Reaching Alexander's Mac
If you need to diagnose local Timmy directly, Alexander's Mac is on the Tailscale network:
- Tailscale IP:
100.124.176.28(hostname:mm) - User:
apayne - SSH key must be in
~/.ssh/authorized_keyson the Mac - System python is 3.9; use
~/.hermes/hermes-agent/venv/bin/python3for 3.10+ syntax - llama-server model path:
/Users/apayne/models/hermes4-14b/NousResearch_Hermes-4-14B-Q4_K_M.gguf - Timmy workspace:
~/.timmy/, Hermes home:~/.hermes/
Pitfalls
- SSH banner timeout = RAM starvation.
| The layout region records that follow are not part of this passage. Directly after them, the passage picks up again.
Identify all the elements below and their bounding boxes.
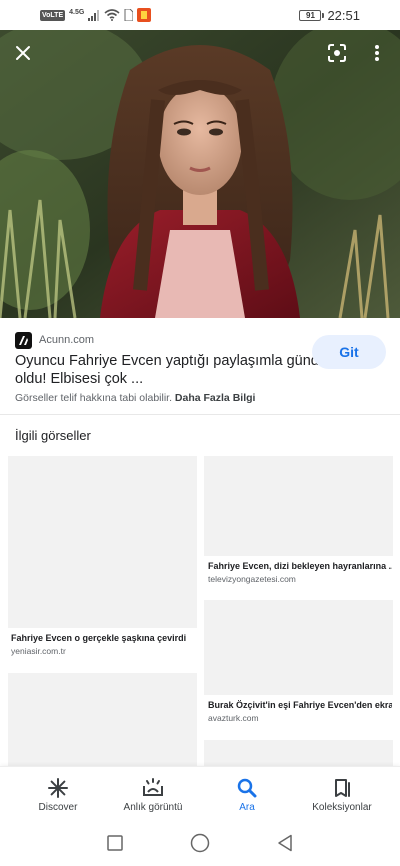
result-image[interactable] (0, 30, 400, 318)
status-right: 91 22:51 (299, 6, 360, 24)
snapshot-icon (143, 778, 163, 796)
circle-icon (190, 833, 210, 853)
nav-snapshot-label: Anlık görüntü (123, 802, 183, 813)
more-vert-icon (375, 45, 379, 61)
collections-icon (335, 779, 350, 797)
battery-icon: 91 (299, 9, 325, 21)
copyright-text: Görseller telif hakkına tabi olabilir. (15, 392, 172, 404)
result-title[interactable]: Oyuncu Fahriye Evcen yaptığı paylaşımla … (15, 352, 339, 388)
related-image-4[interactable] (8, 673, 197, 766)
battery-level: 91 (306, 10, 315, 20)
more-options-button[interactable] (362, 38, 392, 68)
status-left: VoLTE 4.5G (40, 8, 152, 22)
app-notification-icon (137, 8, 152, 22)
close-button[interactable] (8, 38, 38, 68)
result-title-line2: oldu! Elbisesi çok ... (15, 371, 144, 387)
system-navigation-bar (0, 820, 400, 866)
signal-icon (88, 9, 100, 21)
visit-button[interactable]: Git (312, 335, 386, 369)
search-icon (237, 778, 257, 798)
recents-button[interactable] (104, 832, 126, 854)
divider (0, 414, 400, 415)
related-source-1: yeniasir.com.tr (11, 646, 66, 656)
nav-search-label: Ara (239, 802, 255, 813)
home-button[interactable] (189, 832, 211, 854)
more-info-link[interactable]: Daha Fazla Bilgi (175, 392, 256, 404)
related-image-1[interactable] (8, 456, 197, 628)
bottom-navigation: Discover Anlık görüntü Ara Koleksiyonlar (0, 766, 400, 820)
wifi-icon (104, 9, 120, 21)
source-row[interactable]: Acunn.com (15, 330, 94, 350)
source-name: Acunn.com (39, 334, 95, 346)
related-image-3[interactable] (204, 600, 393, 695)
sim-icon (124, 9, 134, 21)
back-button[interactable] (274, 832, 296, 854)
result-title-line1: Oyuncu Fahriye Evcen yaptığı paylaşımla … (15, 353, 339, 369)
portrait-photo (0, 30, 400, 318)
copyright-notice: Görseller telif hakkına tabi olabilir. D… (15, 392, 255, 404)
triangle-back-icon (278, 834, 292, 852)
related-source-3: avazturk.com (208, 713, 259, 723)
nav-collections[interactable]: Koleksiyonlar (292, 767, 392, 821)
related-images-heading: İlgili görseller (15, 428, 91, 443)
source-logo-icon (15, 331, 32, 349)
lens-icon (328, 44, 346, 62)
asterisk-icon (48, 778, 68, 798)
related-source-2: televizyongazetesi.com (208, 574, 296, 584)
nav-discover-label: Discover (38, 802, 78, 813)
square-icon (107, 835, 123, 851)
volte-badge: VoLTE (40, 9, 66, 21)
related-title-2[interactable]: Fahriye Evcen, dizi bekleyen hayranların… (208, 561, 392, 571)
network-type: 4.5G (69, 8, 85, 16)
nav-discover[interactable]: Discover (8, 767, 108, 821)
related-image-2[interactable] (204, 456, 393, 556)
close-icon (16, 46, 30, 60)
status-bar: VoLTE 4.5G 91 22:51 (0, 0, 400, 30)
related-title-1[interactable]: Fahriye Evcen o gerçekle şaşkına çevirdi (11, 633, 196, 643)
clock: 22:51 (327, 7, 360, 23)
related-title-3[interactable]: Burak Özçivit'in eşi Fahriye Evcen'den e… (208, 700, 392, 710)
related-image-5[interactable] (204, 740, 393, 766)
nav-collections-label: Koleksiyonlar (312, 802, 372, 813)
nav-snapshot[interactable]: Anlık görüntü (103, 767, 203, 821)
lens-button[interactable] (322, 38, 352, 68)
nav-search[interactable]: Ara (197, 767, 297, 821)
Don't keep retrying SSH. The box needs resources freed via DO console first.
- 2GB droplets cannot run Hermes + Docker + nginx + a relay. Hermes alone needs ~500MB-1GB. Budget accordingly.
- Deploy scripts may be incomplete. Bezalel's deploy script for Allegro only injected KIMI_API_KEY but not Telegram vars. Always verify .env has everything.
- Wizards build infrastructure when left unsupervised. If a wizard was given a broad task, check what processes it spawned. Kill anything not essential.
- Always check the Gitea PR for the deploy script — it's the source of truth for what SHOULD be configured. Compare against what IS configured.
- Restart clears stuck sessions. If a wizard is mid-session on a slow model (Kimi), restarting the service is the fastest way to unstick it.